Hello, my name is Chris Skinner; I am 24 years old, and I was born with a Left-Sided Diaphragmatic Hernia.

When I was born it was a joyous moment (as expected), but more so as I was one part of a set of twins; but unfortunately my twin had been miscarried earlier in the pregnancy. But when I was born it was a complete surprise to everyone what was to come, as no complications had been picked up during any of the scans. The only reason anyone knew something was wrong is because I came out blue, unable to breath; I was immediately put on Life Support.

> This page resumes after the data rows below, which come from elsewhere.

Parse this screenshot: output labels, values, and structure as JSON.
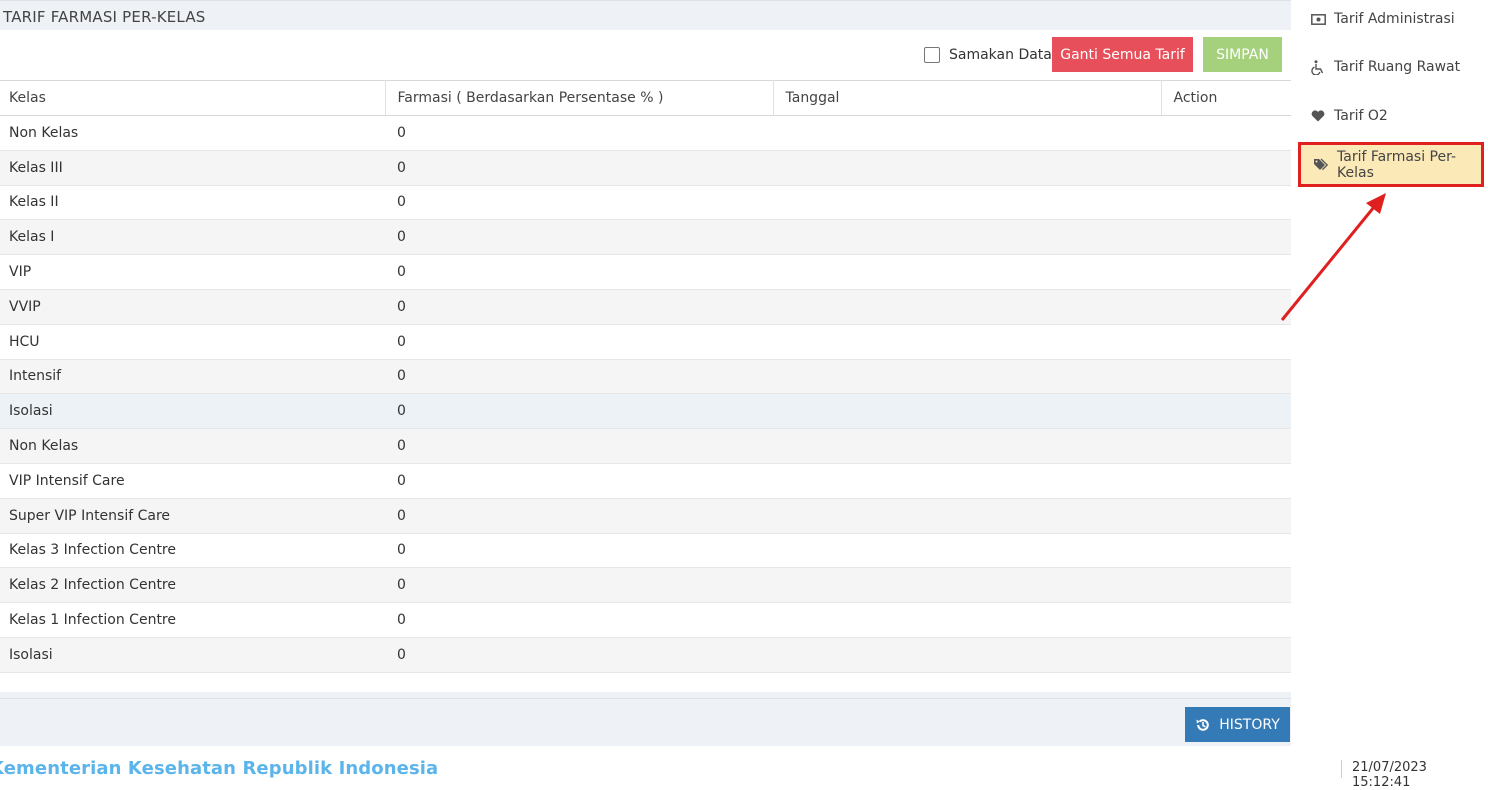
{
  "panel": {
    "title": "TARIF FARMASI PER-KELAS"
  },
  "toolbar": {
    "checkbox_label": "Samakan Data",
    "checkbox_checked": false,
    "replace_all_label": "Ganti Semua Tarif",
    "save_label": "SIMPAN"
  },
  "table": {
    "headers": [
      "Kelas",
      "Farmasi ( Berdasarkan Persentase % )",
      "Tanggal",
      "Action"
    ],
    "rows": [
      {
        "kelas": "Non Kelas",
        "farmasi": "0"
      },
      {
        "kelas": "Kelas III",
        "farmasi": "0"
      },
      {
        "kelas": "Kelas II",
        "farmasi": "0"
      },
      {
        "kelas": "Kelas I",
        "farmasi": "0"
      },
      {
        "kelas": "VIP",
        "farmasi": "0"
      },
      {
        "kelas": "VVIP",
        "farmasi": "0"
      },
      {
        "kelas": "HCU",
        "farmasi": "0"
      },
      {
        "kelas": "Intensif",
        "farmasi": "0"
      },
      {
        "kelas": "Isolasi",
        "farmasi": "0"
      },
      {
        "kelas": "Non Kelas",
        "farmasi": "0"
      },
      {
        "kelas": "VIP Intensif Care",
        "farmasi": "0"
      },
      {
        "kelas": "Super VIP Intensif Care",
        "farmasi": "0"
      },
      {
        "kelas": "Kelas 3 Infection Centre",
        "farmasi": "0"
      },
      {
        "kelas": "Kelas 2 Infection Centre",
        "farmasi": "0"
      },
      {
        "kelas": "Kelas 1 Infection Centre",
        "farmasi": "0"
      },
      {
        "kelas": "Isolasi",
        "farmasi": "0"
      }
    ]
  },
  "footer_panel": {
    "history_label": "HISTORY"
  },
  "sidebar": {
    "items": [
      {
        "label": "Tarif Administrasi",
        "icon": "money-icon"
      },
      {
        "label": "Tarif Ruang Rawat",
        "icon": "wheelchair-icon"
      },
      {
        "label": "Tarif O2",
        "icon": "heart-icon"
      },
      {
        "label": "Tarif Farmasi Per-Kelas",
        "icon": "tags-icon",
        "active": true
      }
    ]
  },
  "footer": {
    "org": "Kementerian Kesehatan Republik Indonesia",
    "datetime": "21/07/2023 15:12:41"
  },
  "colors": {
    "danger": "#e7505a",
    "success": "#a5d07c",
    "primary": "#337ab7",
    "active_bg": "#fbe9b7",
    "annotation": "#e0201f",
    "footer_org": "#5bb4ea"
  }
}
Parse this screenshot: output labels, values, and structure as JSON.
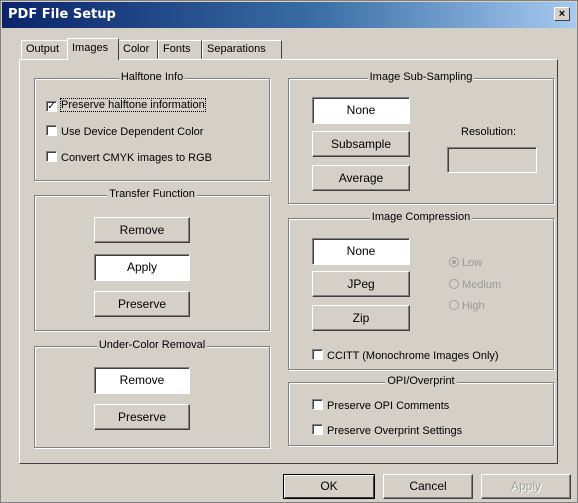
{
  "window": {
    "title": "PDF File Setup",
    "close_glyph": "×"
  },
  "tabs": [
    {
      "label": "Output"
    },
    {
      "label": "Images"
    },
    {
      "label": "Color"
    },
    {
      "label": "Fonts"
    },
    {
      "label": "Separations"
    }
  ],
  "active_tab": "Images",
  "halftone": {
    "legend": "Halftone Info",
    "options": [
      {
        "label": "Preserve halftone information",
        "checked": true
      },
      {
        "label": "Use Device Dependent Color",
        "checked": false
      },
      {
        "label": "Convert CMYK images to RGB",
        "checked": false
      }
    ]
  },
  "transfer": {
    "legend": "Transfer Function",
    "buttons": [
      {
        "label": "Remove",
        "selected": false
      },
      {
        "label": "Apply",
        "selected": true
      },
      {
        "label": "Preserve",
        "selected": false
      }
    ]
  },
  "ucr": {
    "legend": "Under-Color Removal",
    "buttons": [
      {
        "label": "Remove",
        "selected": true
      },
      {
        "label": "Preserve",
        "selected": false
      }
    ]
  },
  "subsampling": {
    "legend": "Image Sub-Sampling",
    "buttons": [
      {
        "label": "None",
        "selected": true
      },
      {
        "label": "Subsample",
        "selected": false
      },
      {
        "label": "Average",
        "selected": false
      }
    ],
    "resolution_label": "Resolution:",
    "resolution_value": ""
  },
  "compression": {
    "legend": "Image Compression",
    "buttons": [
      {
        "label": "None",
        "selected": true
      },
      {
        "label": "JPeg",
        "selected": false
      },
      {
        "label": "Zip",
        "selected": false
      }
    ],
    "quality": [
      {
        "label": "Low",
        "selected": true
      },
      {
        "label": "Medium",
        "selected": false
      },
      {
        "label": "High",
        "selected": false
      }
    ],
    "ccitt_label": "CCITT (Monochrome Images Only)",
    "ccitt_checked": false
  },
  "opi": {
    "legend": "OPI/Overprint",
    "options": [
      {
        "label": "Preserve OPI Comments",
        "checked": false
      },
      {
        "label": "Preserve Overprint Settings",
        "checked": false
      }
    ]
  },
  "footer": {
    "ok": "OK",
    "cancel": "Cancel",
    "apply": "Apply"
  },
  "colors": {
    "face": "#d4d0c8",
    "title_start": "#0a246a",
    "title_end": "#a6caf0"
  }
}
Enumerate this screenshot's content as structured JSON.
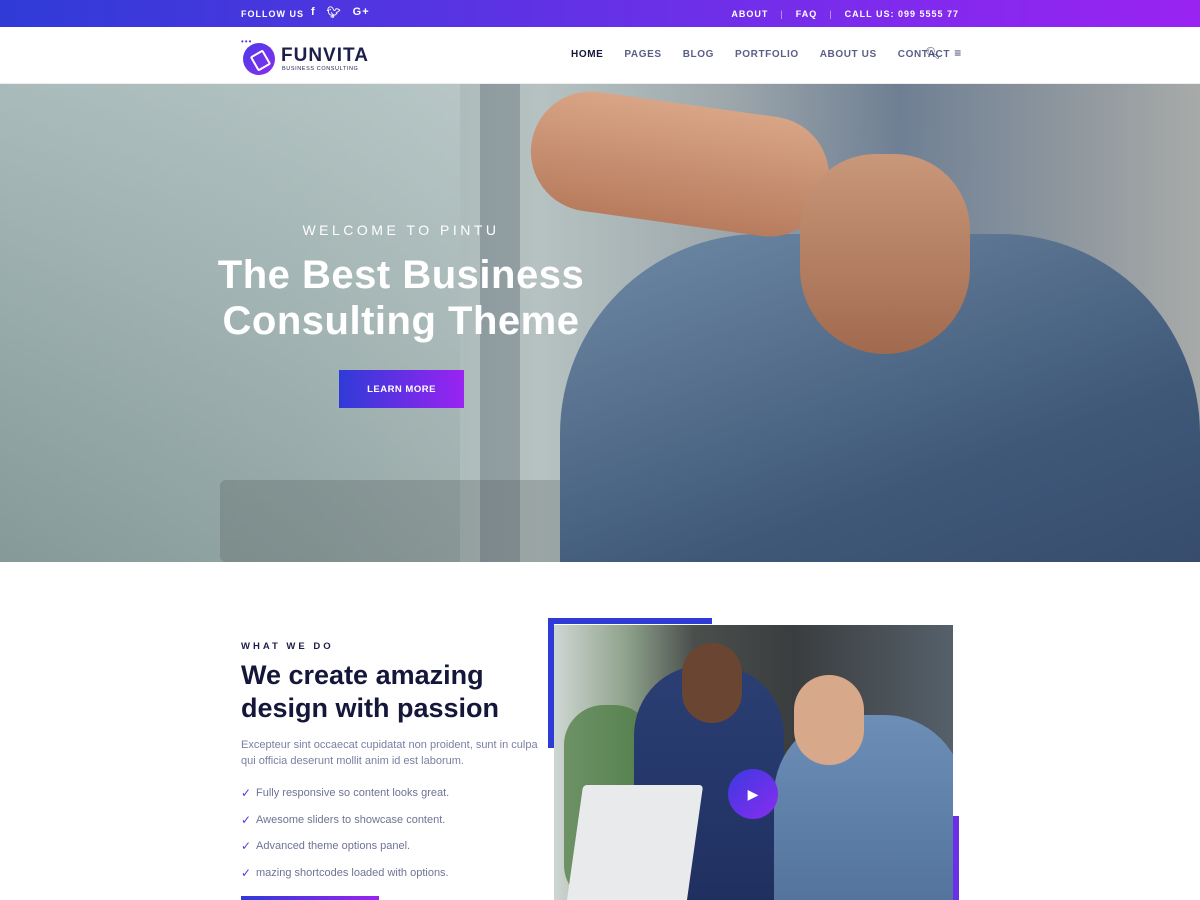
{
  "topbar": {
    "follow_label": "FOLLOW US",
    "social": [
      "f",
      "t",
      "G+"
    ],
    "links": [
      "ABOUT",
      "FAQ"
    ],
    "separator": "|",
    "call": "CALL US: 099 5555 77"
  },
  "header": {
    "logo_name": "FUNVITA",
    "logo_tagline": "BUSINESS CONSULTING",
    "nav": [
      "HOME",
      "PAGES",
      "BLOG",
      "PORTFOLIO",
      "ABOUT US",
      "CONTACT"
    ],
    "active_nav": "HOME",
    "icons": [
      "search-icon",
      "menu-icon"
    ]
  },
  "hero": {
    "subtitle": "WELCOME TO PINTU",
    "title_part1": "The Best ",
    "title_part2": "Business",
    "title_part3": "Consulting",
    "title_part4": " Theme",
    "button": "LEARN MORE"
  },
  "what_we_do": {
    "eyebrow": "WHAT WE DO",
    "title": "We create amazing design with passion",
    "description": "Excepteur sint occaecat cupidatat non proident, sunt in culpa qui officia deserunt mollit anim id est laborum.",
    "features": [
      "Fully responsive so content looks great.",
      "Awesome sliders to showcase content.",
      "Advanced theme options panel.",
      "mazing shortcodes loaded with options."
    ]
  },
  "colors": {
    "accent_start": "#2f3bd6",
    "accent_end": "#9a23f2",
    "heading": "#14163a"
  }
}
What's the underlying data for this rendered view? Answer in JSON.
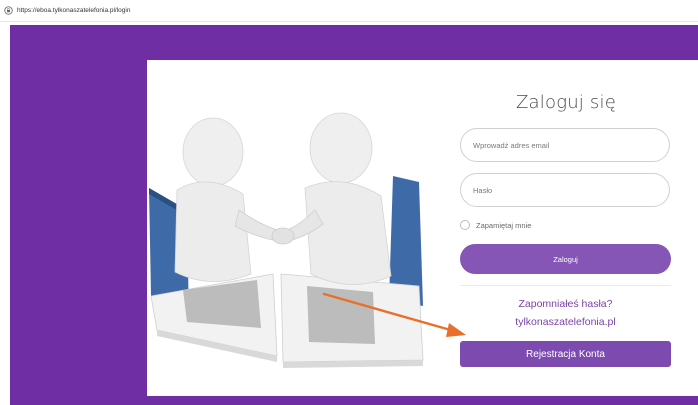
{
  "browser": {
    "url": "https://eboa.tylkonaszatelefonia.pl/login"
  },
  "colors": {
    "background": "#6f2ea3",
    "button": "#8556b5",
    "register_button": "#7d4ab0",
    "link": "#7a44a8",
    "arrow": "#e8702a"
  },
  "login": {
    "title": "Zaloguj się",
    "email_placeholder": "Wprowadź adres email",
    "password_placeholder": "Hasło",
    "remember_label": "Zapamiętaj mnie",
    "login_button": "Zaloguj",
    "forgot_link": "Zapomniałeś hasła?",
    "site_link": "tylkonaszatelefonia.pl",
    "register_button": "Rejestracja Konta"
  },
  "icons": {
    "lock": "lock-icon",
    "illustration": "handshake-laptops-illustration",
    "arrow": "arrow-icon"
  }
}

It was later discovered that I was born with a Left-Side Diaphragmatic Hernia, and being 1994 not a lot was known about the condition; my parents were sadly told to hold me, as I was undoubtedly going to die; they still have the photograph that the nurse took of me to remember me by... At the time, my stomach and intestines had pushed it's way through my Diaphragm during development, and had crushed one of my lungs, they had also moved my heart under my armpit (twisting it in the process).
I was very swiftly moved by police escort to Oxford (from Reading) to be taken to a pediatric hospital.

When I was 24 hours old my parent were informed that a Chinese Surgeon was in the UK for a few days to showcase a new Surgery that he had developed - a surgery that rectified Diaphragmatic Hernia with amazing success. He was informed about me, and he immediately came to my rescue; I was the first extremely lucky person in the UK to be given this revolutionary new surgery to correct Diaphragmatic Hernias, which ultimately saved my life; leaving me with one lung and a heart murmur.

This wasn't the end though; unfortunately as I was put on life support at such an early stage my brain had discovered that if it wanted to stop breathing and take a rest, it could because the ventilator would take over. As a result for 4 years I suffered from Apneas, at it's worse happening about 20-30 times a day; my brain would just stop me from breathing and had to be shocked back into motion - otherwise I would undoubtedly die. This was a great burden for my parents, and the stress definitely took its toll but they were strong and vigilant and never let their guard down.

During my early years I was introduced to Professor Southall, a now disgraced professional, but to me a hero. He helped me and my parents stop the Apneas, allowing me to develop as a normal child.

I have developed as a normal person since, I evenly had a chest x-ray when I was 16 and discovered that my missing lung (that was technically left as a ball of Stem Cells) had developed into a strong and healthy lung, meaning I am perfectly healthy now (albeit having a heart murmur)...

At 17 I suffered form full body alopecia, so I am now completely bald.

I am now 24, I am getting married in October to my best friend, and I work as an Engineer. I am completely healthy and am looking forward to talking to and potentially meeting people that have/had CDH. I would also be very interested to discover if CDH is potentially hereditary.

Thank you for taking the time to read my story!